El Gorro

-\»¡Tú no sabes lo que es el sentido del ridículo!, ¿verdad?\», casi me grita, al tiempo que su cara se enrojece por segundos.

-\»Y a ti no te ha dicho nunca nadie que cuando no se tiene nada agradable que decir es mejor callarse\», replico en tono meloso.

Miro sus ojos inyectados en sangre y compruebo con satisfacción que su enfado crece a la par que mi indiferencia. Dicho lo cual, le ofrezco mi mejor sonrisa y salgo a la calle dispuesta a bailar La Flor de la Canela con el patito feo, si se presta.  

Hasta ahora todo fluye según lo ha orquestado en mi mente, pero la realidad es bien distinta. Cuando lo escuché sentí vergüenza ajena, así que me hice la tonta para comprobar si aquel sujeto era capaz de volver a repetirme lo mismo y, ¡vaya si lo hizo!

-\»¿A qué te refieres? No te comprendo\», le digo algo incrédula.

-\»Si no me entiendes, ¡mírate al espejo!\», asiente con sarcasmo.

Decidí entonces que no iba a darle el gusto de entrar en su juego. Y así, simplemente, lo ignoré. Dice la sabiduría popular que el mejor desprecio es no hacer aprecio. También que no ofende el que quiere sino el que puede. Opinar es fácil, pero ¿y si el protagonista de este cuento fueses tú? …

Tropiezo con un niño, que cuelga su mirada en mi cabeza. Alza los brazos para intentar cogerlo. Parece contento. La mujer que acompaña al infante se une a la fiesta y así, continúo mi marcha hacia la tienda.
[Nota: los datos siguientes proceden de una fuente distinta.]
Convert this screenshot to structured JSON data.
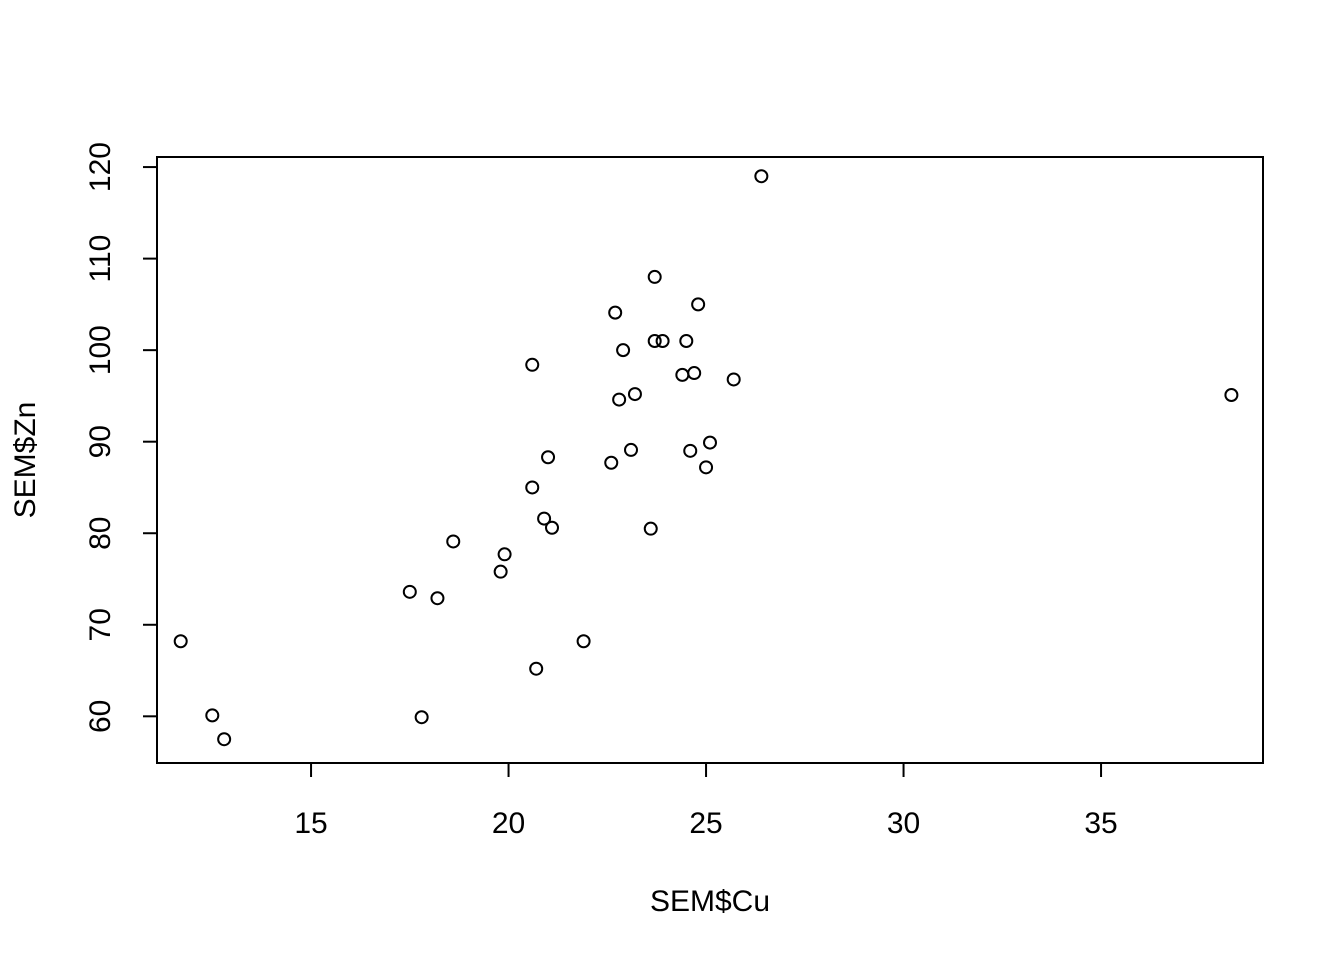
{
  "chart_data": {
    "type": "scatter",
    "title": "",
    "xlabel": "SEM$Cu",
    "ylabel": "SEM$Zn",
    "xlim": [
      11.1,
      39.1
    ],
    "ylim": [
      54.9,
      121.1
    ],
    "x_ticks": [
      15,
      20,
      25,
      30,
      35
    ],
    "y_ticks": [
      60,
      70,
      80,
      90,
      100,
      110,
      120
    ],
    "grid": false,
    "legend": "none",
    "marker": "open-circle",
    "colors": {
      "point_stroke": "#000000",
      "axis": "#000000",
      "background": "#ffffff"
    },
    "points": [
      {
        "x": 11.7,
        "y": 68.2
      },
      {
        "x": 12.5,
        "y": 60.1
      },
      {
        "x": 12.8,
        "y": 57.5
      },
      {
        "x": 17.5,
        "y": 73.6
      },
      {
        "x": 17.8,
        "y": 59.9
      },
      {
        "x": 18.2,
        "y": 72.9
      },
      {
        "x": 18.6,
        "y": 79.1
      },
      {
        "x": 19.8,
        "y": 75.8
      },
      {
        "x": 19.9,
        "y": 77.7
      },
      {
        "x": 20.6,
        "y": 98.4
      },
      {
        "x": 20.6,
        "y": 85.0
      },
      {
        "x": 20.7,
        "y": 65.2
      },
      {
        "x": 20.9,
        "y": 81.6
      },
      {
        "x": 21.0,
        "y": 88.3
      },
      {
        "x": 21.1,
        "y": 80.6
      },
      {
        "x": 21.9,
        "y": 68.2
      },
      {
        "x": 22.6,
        "y": 87.7
      },
      {
        "x": 22.7,
        "y": 104.1
      },
      {
        "x": 22.8,
        "y": 94.6
      },
      {
        "x": 22.9,
        "y": 100.0
      },
      {
        "x": 23.1,
        "y": 89.1
      },
      {
        "x": 23.2,
        "y": 95.2
      },
      {
        "x": 23.6,
        "y": 80.5
      },
      {
        "x": 23.7,
        "y": 108.0
      },
      {
        "x": 23.7,
        "y": 101.0
      },
      {
        "x": 23.9,
        "y": 101.0
      },
      {
        "x": 24.4,
        "y": 97.3
      },
      {
        "x": 24.5,
        "y": 101.0
      },
      {
        "x": 24.6,
        "y": 89.0
      },
      {
        "x": 24.7,
        "y": 97.5
      },
      {
        "x": 24.8,
        "y": 105.0
      },
      {
        "x": 25.0,
        "y": 87.2
      },
      {
        "x": 25.1,
        "y": 89.9
      },
      {
        "x": 25.7,
        "y": 96.8
      },
      {
        "x": 26.4,
        "y": 119.0
      },
      {
        "x": 38.3,
        "y": 95.1
      }
    ]
  }
}
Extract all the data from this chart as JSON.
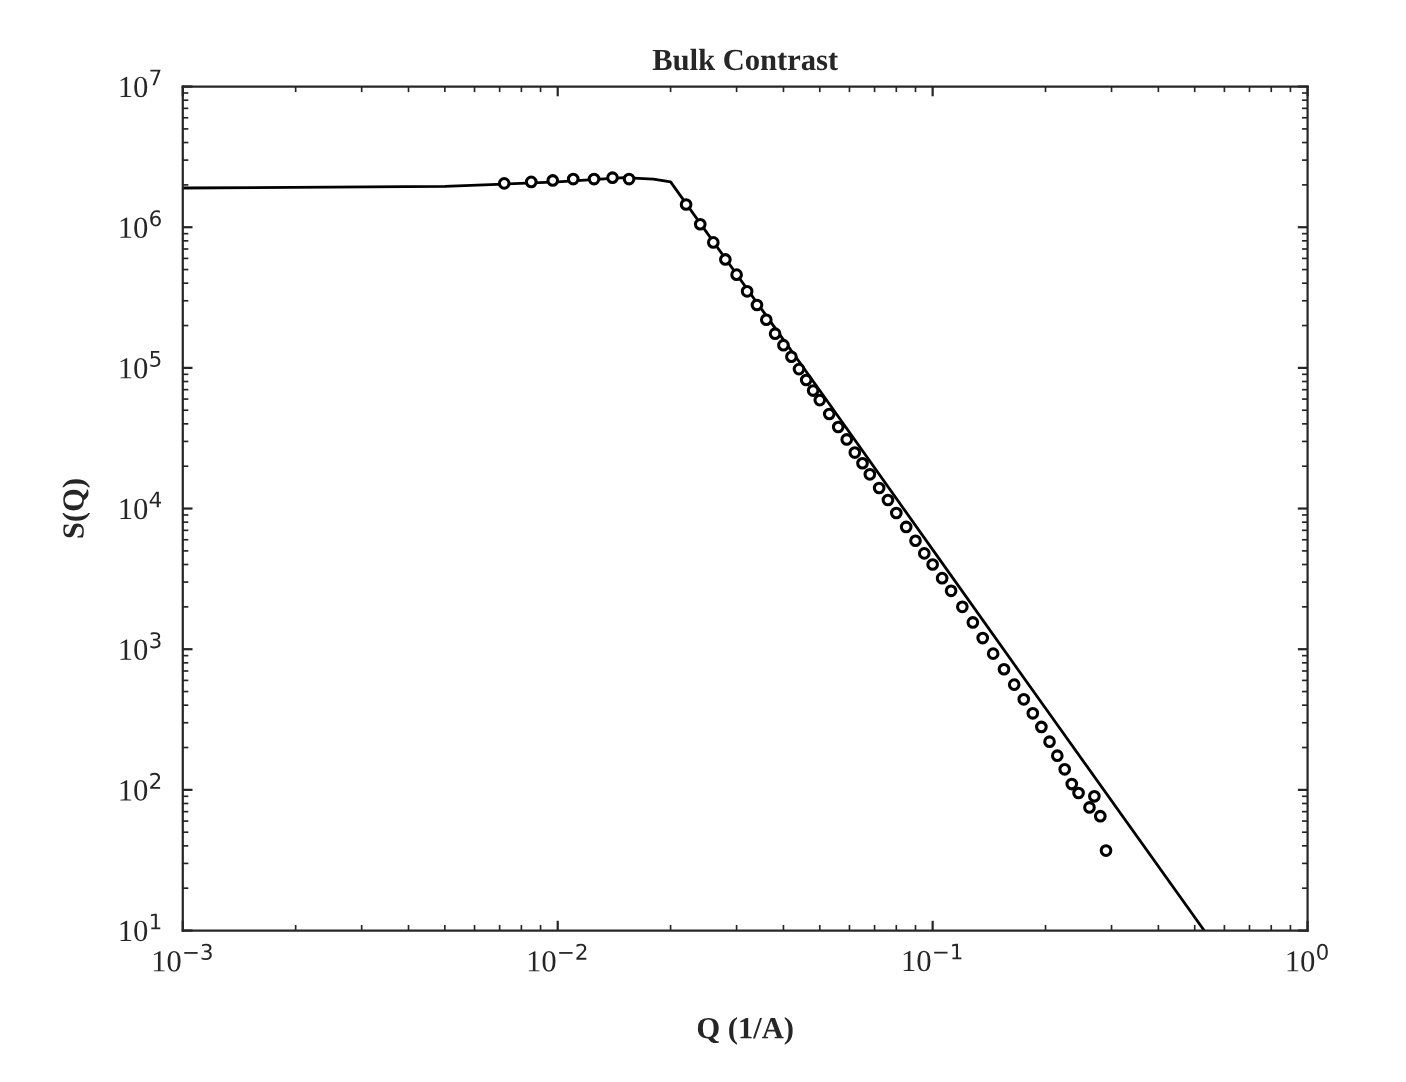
{
  "chart_data": {
    "type": "scatter",
    "title": "Bulk Contrast",
    "xlabel": "Q (1/A)",
    "ylabel": "S(Q)",
    "log": "xy",
    "grid": false,
    "legend": false,
    "marker": "circle",
    "xlim": [
      0.001,
      1
    ],
    "ylim": [
      10,
      10000000
    ],
    "xticks": [
      {
        "value": 0.001,
        "label": "10$^{−3}$"
      },
      {
        "value": 0.01,
        "label": "10$^{−2}$"
      },
      {
        "value": 0.1,
        "label": "10$^{−1}$"
      },
      {
        "value": 1,
        "label": "10$^{0}$"
      }
    ],
    "yticks": [
      {
        "value": 10,
        "label": "10$^{1}$"
      },
      {
        "value": 100,
        "label": "10$^{2}$"
      },
      {
        "value": 1000,
        "label": "10$^{3}$"
      },
      {
        "value": 10000,
        "label": "10$^{4}$"
      },
      {
        "value": 100000,
        "label": "10$^{5}$"
      },
      {
        "value": 1000000,
        "label": "10$^{6}$"
      },
      {
        "value": 10000000,
        "label": "10$^{7}$"
      }
    ],
    "series": [
      {
        "type": "line",
        "marker": "none",
        "color": "#000000",
        "x": [
          0.001,
          0.005,
          0.01,
          0.015,
          0.018,
          0.02,
          0.05,
          0.1,
          0.2,
          0.53
        ],
        "values": [
          1900000,
          1950000,
          2100000,
          2250000,
          2200000,
          2100000,
          69000,
          5100,
          380,
          10
        ]
      },
      {
        "color": "#000000",
        "x": [
          0.0072,
          0.0085,
          0.0097,
          0.011,
          0.0125,
          0.014,
          0.0155,
          0.022,
          0.024,
          0.026,
          0.028,
          0.03,
          0.032,
          0.034,
          0.036,
          0.038,
          0.04,
          0.042,
          0.044,
          0.046,
          0.048,
          0.05,
          0.053,
          0.056,
          0.059,
          0.062,
          0.065,
          0.068,
          0.072,
          0.076,
          0.08,
          0.085,
          0.09,
          0.095,
          0.1,
          0.106,
          0.112,
          0.12,
          0.128,
          0.136,
          0.145,
          0.155,
          0.165,
          0.175,
          0.185,
          0.195,
          0.205,
          0.215,
          0.225,
          0.235,
          0.245,
          0.255,
          0.262,
          0.27,
          0.28,
          0.29
        ],
        "values": [
          2050000,
          2100000,
          2150000,
          2200000,
          2200000,
          2250000,
          2200000,
          1450000,
          1050000,
          780000,
          590000,
          460000,
          350000,
          280000,
          220000,
          175000,
          145000,
          120000,
          98000,
          82000,
          69000,
          59000,
          47000,
          38000,
          31000,
          25000,
          21000,
          17500,
          14000,
          11500,
          9300,
          7400,
          5900,
          4800,
          4000,
          3200,
          2600,
          2000,
          1550,
          1200,
          930,
          720,
          560,
          440,
          350,
          280,
          220,
          175,
          140,
          110,
          95,
          null,
          75,
          90,
          65,
          37
        ]
      }
    ]
  }
}
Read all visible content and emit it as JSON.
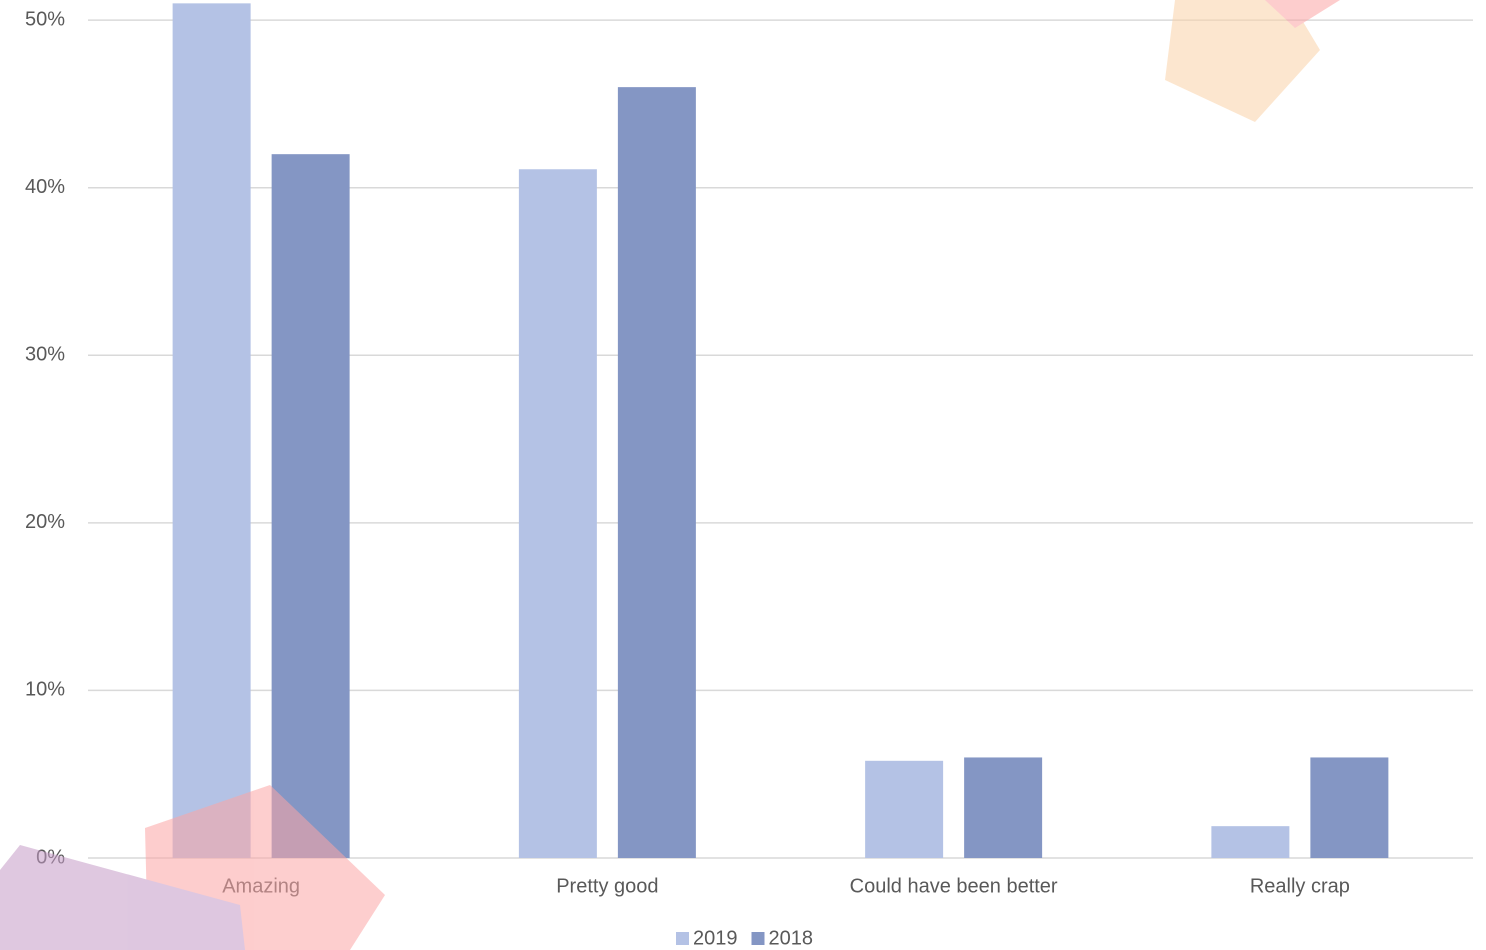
{
  "chart_data": {
    "type": "bar",
    "categories": [
      "Amazing",
      "Pretty good",
      "Could have been better",
      "Really crap"
    ],
    "series": [
      {
        "name": "2019",
        "color": "#b4c2e5",
        "values": [
          51,
          41.1,
          5.8,
          1.9
        ]
      },
      {
        "name": "2018",
        "color": "#8496c4",
        "values": [
          42,
          46,
          6,
          6
        ]
      }
    ],
    "ylim": [
      0,
      51.2
    ],
    "yticks": [
      {
        "value": 0,
        "label": "0%"
      },
      {
        "value": 10,
        "label": "10%"
      },
      {
        "value": 20,
        "label": "20%"
      },
      {
        "value": 30,
        "label": "30%"
      },
      {
        "value": 40,
        "label": "40%"
      },
      {
        "value": 50,
        "label": "50%"
      }
    ],
    "grid": true,
    "legend": "bottom"
  }
}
Un barrendero al que siempre saludo, ya es habitual en mis recorridos, asiente burlón:

-\»¡Qué gracioso! Pareces una cría\».

Agito mi mano para saludarlo y entro al local. El anciano me mira y atiende mis demandas. Cinco euros en chuches para pasar la tarde frente a la pantalla. ¡Azúcar en vena para mis neuronas! Al regresar tropiezo con sus ojos, que me observan desde la misma tarima de superioridad de antes, que siempre me sabe a burguesa. Mas no contenta, me deleito frente a la cristalera para que su escrutinio sea completo. 

Lo retiro con cuidado para no despeinarme. Tampoco quiero dañar los botones o que se caigan al suelo. Cosidos a la lana simulan los ojos de un oso. Repaso lentamente con los dedos el perfil de sus labios hilvanados en hilo carmesí sobre gris marengo, como el interior de sus orejas. Todavía conservo su calidez en las mías. Me acaricio la derecha con una mano y, mientras, lo dejo sobre el perchero. 

Antes de que abra la boca le ofrezco la bolsa de dulces. Hago un esfuerzo por contener la risa cuando sus dedos atrapan las gominolas, que engulle de un bocado.

-\»¿Tienes más?\», pregunta con cara de osezno.